Социализм — значит учёт. Атаман отчитывался за проделанную работу как положено. Обычно его добычей за одну ночь были две — три штуки. Может он давил и больше, но складывал у тапочек только две — три. Его начали не только любить, но уважать за дела….
Очередной призыв
Воспоминания А. Тимофеева
Помню первые впечатления о дивизионе. Нас долго везли в кузове ГАЗ-66 по проселочной дороге. Было начало зимы, в машине было холодно, темно, неуютно. Дорога — одни ухабы.

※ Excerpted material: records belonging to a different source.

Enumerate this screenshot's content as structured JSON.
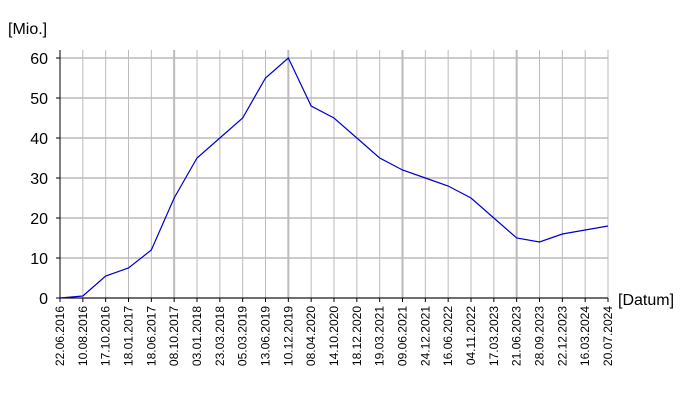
{
  "chart_data": {
    "type": "line",
    "y_label": "[Mio.]",
    "x_label": "[Datum]",
    "categories": [
      "22.06.2016",
      "10.08.2016",
      "17.10.2016",
      "18.01.2017",
      "18.06.2017",
      "08.10.2017",
      "03.01.2018",
      "23.03.2018",
      "05.03.2019",
      "13.06.2019",
      "10.12.2019",
      "08.04.2020",
      "14.10.2020",
      "18.12.2020",
      "19.03.2021",
      "09.06.2021",
      "24.12.2021",
      "16.06.2022",
      "04.11.2022",
      "17.03.2023",
      "21.06.2023",
      "28.09.2023",
      "22.12.2023",
      "16.03.2024",
      "20.07.2024"
    ],
    "values": [
      0,
      0.5,
      5.5,
      7.5,
      12,
      25,
      35,
      40,
      45,
      55,
      60,
      48,
      45,
      40,
      35,
      32,
      30,
      28,
      25,
      20,
      15,
      14,
      16,
      17,
      18
    ],
    "color": "#0000cc",
    "ylim": [
      0,
      60
    ],
    "yticks": [
      0,
      10,
      20,
      30,
      40,
      50,
      60
    ],
    "grid": true
  }
}
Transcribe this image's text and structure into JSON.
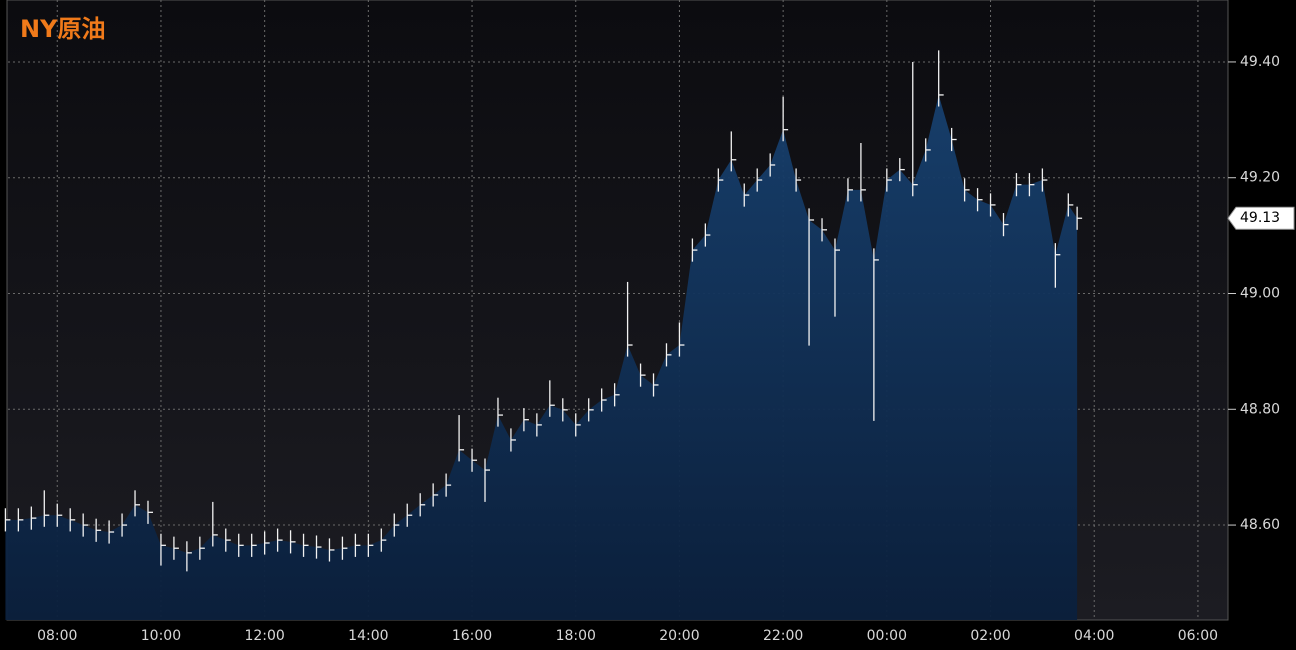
{
  "chart_data": {
    "type": "hlc",
    "title": "NY原油",
    "x": [
      7.0,
      7.25,
      7.5,
      7.75,
      8.0,
      8.25,
      8.5,
      8.75,
      9.0,
      9.25,
      9.5,
      9.75,
      10.0,
      10.25,
      10.5,
      10.75,
      11.0,
      11.25,
      11.5,
      11.75,
      12.0,
      12.25,
      12.5,
      12.75,
      13.0,
      13.25,
      13.5,
      13.75,
      14.0,
      14.25,
      14.5,
      14.75,
      15.0,
      15.25,
      15.5,
      15.75,
      16.0,
      16.25,
      16.5,
      16.75,
      17.0,
      17.25,
      17.5,
      17.75,
      18.0,
      18.25,
      18.5,
      18.75,
      19.0,
      19.25,
      19.5,
      19.75,
      20.0,
      20.25,
      20.5,
      20.75,
      21.0,
      21.25,
      21.5,
      21.75,
      22.0,
      22.25,
      22.5,
      22.75,
      23.0,
      23.25,
      23.5,
      23.75,
      24.0,
      24.25,
      24.5,
      24.75,
      25.0,
      25.25,
      25.5,
      25.75,
      26.0,
      26.25,
      26.5,
      26.75,
      27.0,
      27.25,
      27.5,
      27.67
    ],
    "close": [
      48.609,
      48.609,
      48.612,
      48.617,
      48.617,
      48.609,
      48.6,
      48.591,
      48.588,
      48.6,
      48.635,
      48.622,
      48.565,
      48.56,
      48.552,
      48.56,
      48.583,
      48.574,
      48.565,
      48.565,
      48.569,
      48.574,
      48.571,
      48.565,
      48.562,
      48.557,
      48.56,
      48.565,
      48.565,
      48.574,
      48.6,
      48.617,
      48.635,
      48.652,
      48.669,
      48.73,
      48.712,
      48.695,
      48.79,
      48.747,
      48.782,
      48.773,
      48.807,
      48.799,
      48.773,
      48.799,
      48.816,
      48.825,
      48.911,
      48.859,
      48.842,
      48.894,
      48.911,
      49.075,
      49.101,
      49.196,
      49.231,
      49.17,
      49.196,
      49.222,
      49.283,
      49.196,
      49.127,
      49.11,
      49.075,
      49.179,
      49.179,
      49.058,
      49.196,
      49.214,
      49.188,
      49.248,
      49.343,
      49.266,
      49.179,
      49.162,
      49.153,
      49.119,
      49.188,
      49.188,
      49.196,
      49.067,
      49.153,
      49.13
    ],
    "high": [
      48.629,
      48.629,
      48.632,
      48.66,
      48.637,
      48.629,
      48.62,
      48.611,
      48.608,
      48.62,
      48.66,
      48.642,
      48.585,
      48.58,
      48.572,
      48.58,
      48.64,
      48.594,
      48.585,
      48.585,
      48.589,
      48.594,
      48.591,
      48.585,
      48.582,
      48.577,
      48.58,
      48.585,
      48.585,
      48.594,
      48.62,
      48.637,
      48.655,
      48.672,
      48.689,
      48.79,
      48.732,
      48.715,
      48.82,
      48.767,
      48.802,
      48.793,
      48.85,
      48.819,
      48.793,
      48.819,
      48.836,
      48.845,
      49.02,
      48.879,
      48.862,
      48.914,
      48.95,
      49.095,
      49.121,
      49.216,
      49.28,
      49.19,
      49.216,
      49.242,
      49.34,
      49.216,
      49.147,
      49.13,
      49.095,
      49.199,
      49.26,
      49.078,
      49.216,
      49.234,
      49.4,
      49.268,
      49.42,
      49.286,
      49.199,
      49.182,
      49.173,
      49.139,
      49.208,
      49.208,
      49.216,
      49.087,
      49.173,
      49.15
    ],
    "low": [
      48.589,
      48.589,
      48.592,
      48.597,
      48.597,
      48.589,
      48.58,
      48.571,
      48.568,
      48.58,
      48.615,
      48.602,
      48.53,
      48.54,
      48.52,
      48.54,
      48.563,
      48.554,
      48.545,
      48.545,
      48.549,
      48.554,
      48.551,
      48.545,
      48.542,
      48.537,
      48.54,
      48.545,
      48.545,
      48.554,
      48.58,
      48.597,
      48.615,
      48.632,
      48.649,
      48.71,
      48.692,
      48.64,
      48.77,
      48.727,
      48.762,
      48.753,
      48.787,
      48.779,
      48.753,
      48.779,
      48.796,
      48.805,
      48.891,
      48.839,
      48.822,
      48.874,
      48.891,
      49.055,
      49.081,
      49.176,
      49.211,
      49.15,
      49.176,
      49.202,
      49.263,
      49.176,
      48.91,
      49.09,
      48.96,
      49.159,
      49.159,
      48.78,
      49.176,
      49.194,
      49.168,
      49.228,
      49.323,
      49.246,
      49.159,
      49.142,
      49.133,
      49.099,
      49.168,
      49.168,
      49.176,
      49.01,
      49.133,
      49.11
    ],
    "xlim": [
      7.05,
      30.58
    ],
    "xticks": [
      {
        "value": 8,
        "label": "08:00"
      },
      {
        "value": 10,
        "label": "10:00"
      },
      {
        "value": 12,
        "label": "12:00"
      },
      {
        "value": 14,
        "label": "14:00"
      },
      {
        "value": 16,
        "label": "16:00"
      },
      {
        "value": 18,
        "label": "18:00"
      },
      {
        "value": 20,
        "label": "20:00"
      },
      {
        "value": 22,
        "label": "22:00"
      },
      {
        "value": 24,
        "label": "00:00"
      },
      {
        "value": 26,
        "label": "02:00"
      },
      {
        "value": 28,
        "label": "04:00"
      },
      {
        "value": 30,
        "label": "06:00"
      }
    ],
    "ylim": [
      48.436,
      49.507
    ],
    "yticks": [
      {
        "value": 48.6,
        "label": "48.60"
      },
      {
        "value": 48.8,
        "label": "48.80"
      },
      {
        "value": 49.0,
        "label": "49.00"
      },
      {
        "value": 49.2,
        "label": "49.20"
      },
      {
        "value": 49.4,
        "label": "49.40"
      }
    ],
    "grid": true,
    "bar_color": "#f2f2f2",
    "area_color": "#0d2a4e"
  }
}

Нас привезли в дивизион, привели в казарму. Помню мы стояли в казарме, чего-то ожидая, мимо нас ходили солдаты, разглядывали вновь прибывшее пополнение, потирая руки и посмеиваясь над нами. Мы были по уставу одеты, ремни затянуты, пуговицы все застегнуты, а рядом ходили местные старослужащие, чувствующие себя дома, им уже не полагалось застегиваться и затягиваться, смотрели на нас как смотрят хищники на свою жертву, которая уже никуда не денется, нужно только нагулять аппетит и слопать.
Я чувствовал себя желторотым цыпленком, попавшим в голодные кошачьи лапы. Обстановка новая и совершенно незнакомая.
Дедовщина была, унижений и мордобоя не было, но психологический прессинг был сильный.
Призыв наш был мал, всего 7 человек, из которых один — повар, один — хлеборез и один — сержант. Оставалось четверо, на которых ездили все, кому не лень.
Хотя я несколько утрирую, конечно далеко не все, в основном народ был спокойный, но были некоторые личности, кто мимо не пройдет, обычно это были те, кто сам получил изрядно в начале службы. Особенно отличались стартовики — «деды» из стартовой батареи. Радиотехническая батарея была более миролюбивой, они к нам практически не цеплялись, стартовики же, особенно некоторые, буйствовали. Помню москвича Логинова Александра, он нам прохода не давал никогда.
Рассказывали, что в Новый год будучи молодым ему сильно досталось, и в Новый 1978 год, когда праздник закончился и нас отправили спать, мы лежали в ожидании неприятных событий.
Через какое-то время «деды» нас подняли, построили, кому-то врезали, кого-то погоняли. Досталось слегка. Мы были слабее и психологически, и физически, нас просто подавили. Двое из нашего призыва попали в стартовую батарею, им доставалось больше других.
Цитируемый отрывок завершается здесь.